“Living fossils”—organisms from horseshoe crabs and coelocanths to ginkgos and horsetails—look much like their prehistoric ancestors. They have been praised on both sides of the ongoing evolution argument by Charles Darwin (who coined the term) as glimpses into the ancient world and by creationists as evidence that not all species change over time. But the concept is often misunderstood and of limited use, say Hampden-Sydney College biologists Alexander J. Werth and William A. Shear. Their argument, supported by many examples, was published in the November-December 2014 issue of American Scientist.
What are “living fossils”? No universal definition exists, and none could cover all of the species to which the moniker has been applied. Werth and Shear espouse their classification as organisms that “superficially resemble their predecessors as members of ancient genetic lines that have not been fully extinguished.” They are not the same species as their predecessors, and are unlikely to be truly identical. Most are now relatively rare, and form taxonomic groups with low diversity and no close living relatives, although their ancestors may have been diverse and abundant. This excludes an array of ubiquitous and little-changed organisms such as jellyfish, earthworms, and many bacteria.
Even this definition belies the limits of our ability to learn just how much any organism differs from its extinct ancestors. Fossilization preserves anatomy, sometimes quite complete, but rarely allows access to DNA (known to mutate at a steady rate in living lineages, often with no apparent effect), biochemistry, or behavior. As Werth and Shear note, this highlights the general paleontological difficulty in distinguishing one species from another; the ability to reproduce only with conspecifics—the “biological species concept” by which living species are usually defined—can be limited by many factors not detectable in fossils. And every species displays a mix of newer and older traits, so that “although no organism is a complete living fossil, all are to some extent living fossils,” with human researchers deciding where to draw the line.

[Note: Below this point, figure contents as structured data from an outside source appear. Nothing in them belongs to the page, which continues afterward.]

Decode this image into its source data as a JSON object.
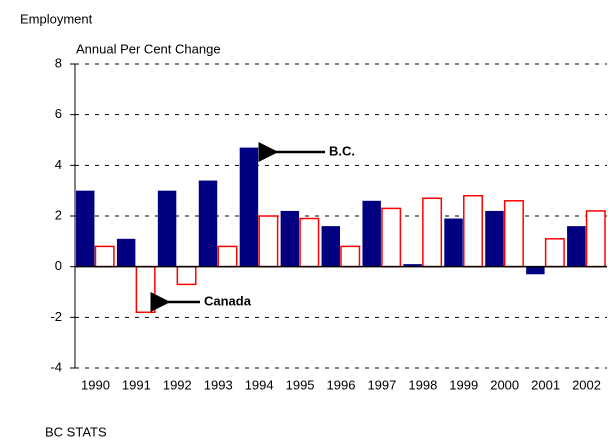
{
  "chart_data": {
    "type": "bar",
    "title": "Employment",
    "y_label": "Annual Per Cent Change",
    "source": "BC STATS",
    "categories": [
      "1990",
      "1991",
      "1992",
      "1993",
      "1994",
      "1995",
      "1996",
      "1997",
      "1998",
      "1999",
      "2000",
      "2001",
      "2002"
    ],
    "series": [
      {
        "name": "B.C.",
        "color": "#000080",
        "values": [
          3.0,
          1.1,
          3.0,
          3.4,
          4.7,
          2.2,
          1.6,
          2.6,
          0.1,
          1.9,
          2.2,
          -0.3,
          1.6
        ]
      },
      {
        "name": "Canada",
        "color": "#ff0000",
        "values": [
          0.8,
          -1.8,
          -0.7,
          0.8,
          2.0,
          1.9,
          0.8,
          2.3,
          2.7,
          2.8,
          2.6,
          1.1,
          2.2
        ]
      }
    ],
    "ylim": [
      -4,
      8
    ],
    "yticks": [
      -4,
      -2,
      0,
      2,
      4,
      6,
      8
    ],
    "grid": true
  }
}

Still, some traits have clearly lingered exceptionally long in certain species, often through great environmental change. Identifying such characters in “living fossils” can inspire investigations into the reasons for their longevity. Some such survivors are generalists, able to live in diverse environments, but others specialize in using resources for which they haven’t yet been out-competed. Natural selection always favors what works in the present, but doesn’t always bring out the best on its own. Some species could have unused potential for bursts of diversification triggered by events such as mutation of a mutation-suppressing gene (observed in fruit flies) or evolution of a trait that opens many more possibilities for specialization, such as spiders’ sticky webs. Artificial though their designation is, “living fossils” can greatly aid our understanding of evolution’s complexity.